Mort de George Floyd : Chauvin reconnu coupable
Dans l'affaire George Floyd, les jurés du tribunal de Minneapolis ont jugé l'ex-policier Derek Chauvin coupable des trois chefs d’accusation pour lesquels il comparaissait : meurtre au deuxième et troisième degré et homicide involontaire. Les éditorialistes y voient un procès historique et un début prometteur dans la lutte contre les violences policières racistes.
Beaucoup reste à faire
La mort de George Floyd a changé beaucoup de choses, estime Financial Times :
«Le mouvement Black Lives Matter, ou du moins la réponse indigente de l'ex-président Donald Trump à celui-ci, a contribué à changer la donne aux élections de 2020. Cela a indéniablement poussé des entreprises plutôt frileuses auparavant à faire preuve d'un militantisme social inédit, et pas qu'aux Etats-Unis. Tout ceci s'est produit avant même la condamnation de Chauvin, laquelle devrait au moins impacter cette culture de l'impunité policière. Le verdict est l'aboutissement d'un procès équitable, fluide et paisible, mené devant le regard exigeant de la planète. Cette histoire avait débuté avec le pire de ce que peut produire le système, mais celui-ci a fini par démontrer son plus noble aspect.»
Dans l'attente du prochain drame
Ce verdict ne résout pas le problème de la libre circulation des armes aux Etats-Unis, souligne Hospodářské noviny :
«Les armes sont omniprésentes dans la société et les policiers doivent toujours s'attendre à ce que coups de feu soient tirés. D'où des méthodes policières musclées, et les nombreuses erreurs tragiques qui en découlent. Et lorsque les victimes sont des Noirs, le catalyseur du racisme s'ajoute à ce cocktail explosif. ... On appelle à des coupes en matière de budget et d'effectifs dans la police, mais il se trouve que les ventes d'armes ont explosé au second semestre de l'année dernière. Les démocrates au Congrès revendiquent une réforme de la police qui réduirait sensiblement la protection juridique des fonctionnaires, mais les républicains ne veulent pas en entendre parler.»
Un véritable changement est possible
Ce verdict a été possible grâce notamment aux prises de position claires des experts de la police, juge Dagens Nyheter, qui y voit un signe d'espoir :
«Le mur bleu du silence semble s'être brisé.
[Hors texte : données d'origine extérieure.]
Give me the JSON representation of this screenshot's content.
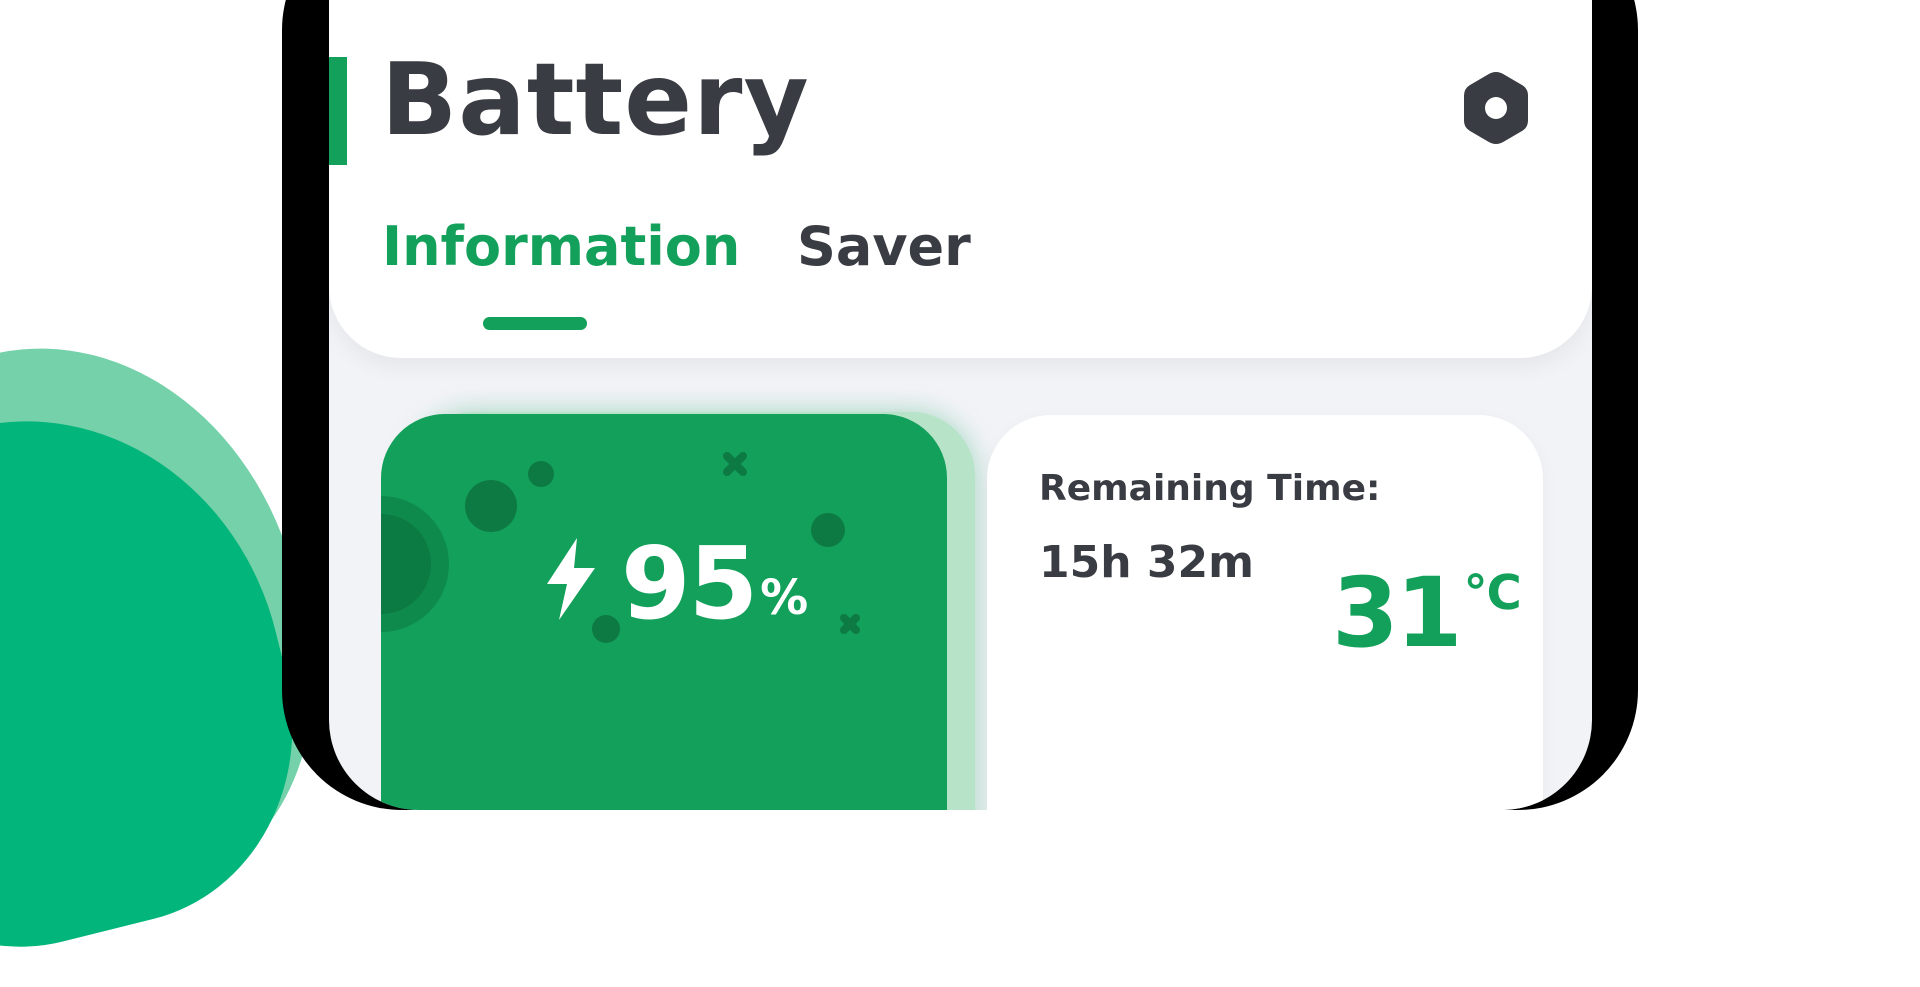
{
  "header": {
    "title": "Battery",
    "settings_icon": "settings-icon"
  },
  "tabs": [
    {
      "label": "Information",
      "active": true
    },
    {
      "label": "Saver",
      "active": false
    }
  ],
  "battery_level": {
    "value": "95",
    "unit": "%",
    "icon": "lightning-bolt-icon"
  },
  "info": {
    "remaining_label": "Remaining Time:",
    "remaining_value": "15h 32m",
    "temperature_value": "31",
    "temperature_unit": "℃"
  },
  "colors": {
    "accent": "#12a05a",
    "text_dark": "#3a3c43",
    "screen_bg": "#f2f3f7",
    "blob_light": "#74d1a9",
    "blob_dark": "#02b57a"
  }
}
Il semblerait bien que le procès contre Derek Chauvin ait eu un effet dissuasif. Cela pourrait inspirer d'autres procureurs à se pencher sur les cas de discrimination et de violence au sein de la police. Toute la question est de savoir cependant ce qu'il adviendra sur la durée - si les forces de l'ordre aux Etats-Unis prendront la mesure des problèmes systémiques de racisme et de violence policière, ou bien si elles choisiront de voir Chauvin comme une simple 'brebis galeuse', un cas isolé.»
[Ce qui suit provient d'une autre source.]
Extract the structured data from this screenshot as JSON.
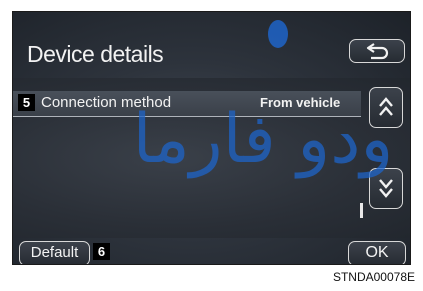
{
  "screen": {
    "title": "Device details",
    "rows": [
      {
        "badge": "5",
        "label": "Connection method",
        "value": "From vehicle"
      }
    ],
    "scroll": {
      "position": 0.85
    },
    "buttons": {
      "back_icon": "back-arrow-icon",
      "page_up_icon": "double-chevron-up-icon",
      "page_down_icon": "double-chevron-down-icon",
      "default_label": "Default",
      "default_badge": "6",
      "ok_label": "OK"
    }
  },
  "watermark": {
    "text": "ودو فارما",
    "color": "#1e64c8"
  },
  "figure_code": "STNDA00078E"
}
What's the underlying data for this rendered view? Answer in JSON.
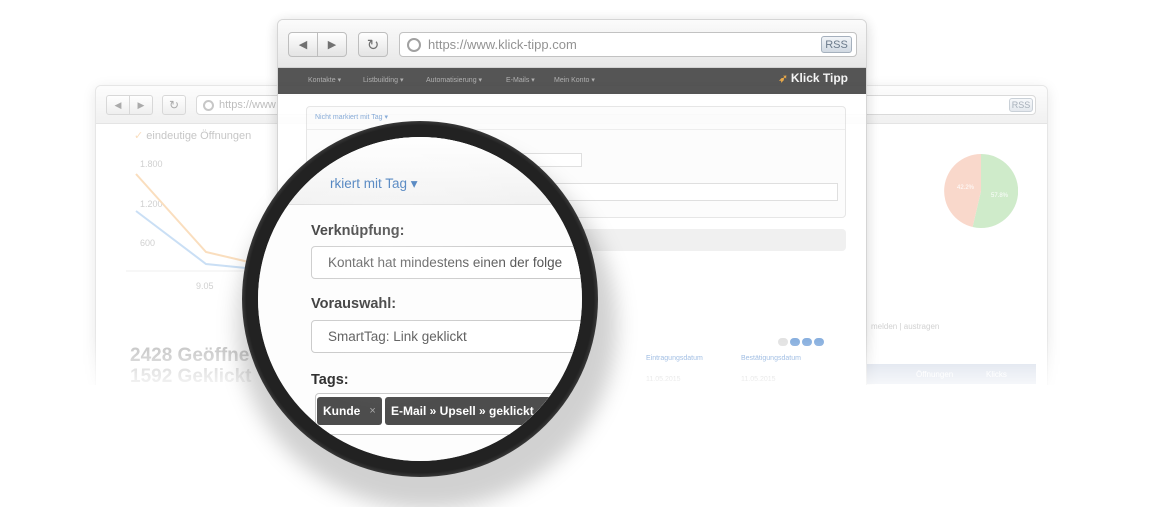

Le cauchemar n'est pas terminé
Il faudra continuer de lutter contre les violences policières, fait valoir l'auteur et journaliste Michael Arceneaux dans The Independent :
«Justice a été rendue pour George Floyd, mais le sera-t-elle pour Daunte Wright ? Pour Breonna Taylor ? Pour tous les autres ? Si l'on refuse les violences policières et le racisme systémique, il faudra continuer à manifester ; à faire pression sur les responsables politiques et les institutions puissantes, comme les syndicats policiers ; aller à la confrontation. Tout cela est indispensable car les agents de police continuent de tuer des Noirs dans tout le pays. ... Demain, tous les citoyens noirs, moi y compris, auront toujours aussi peur lors d'un contrôle de police. Un seul verdict n'a pas le pouvoir de faire cesser ce genre de cauchemar.»
Gravé dans les mémoires
Cette affaire entrera dans les annales, prédit Massimo Gaggi, correspondant de Corriere della Sera à Washington :
«Cet évènement tragique, mais aussi transformé en affaire mondiale par les caméras et les réseaux sociaux, a généré un processus judiciaire sans précédent et surréaliste. Sans précédent en raison des témoignages filmés, mais aussi des images prises depuis tous les angles et à différents moments, avant et après l'arrestation de George Floyd, qui ont permis à chacun de nous de se faire juge. ... Surréaliste, car les images d'un agent qui maintient pendant plus de neuf minutes son genou sur le cou d'un homme menotté et étendu sur l'asphalte, même après que celui-ci a perdu connaissance, face à une assemblée impuissante de passants qui ne font que demander grâce, resteront gravées pour toujours dans la mémoire et la conscience collectives de l'Amérique.»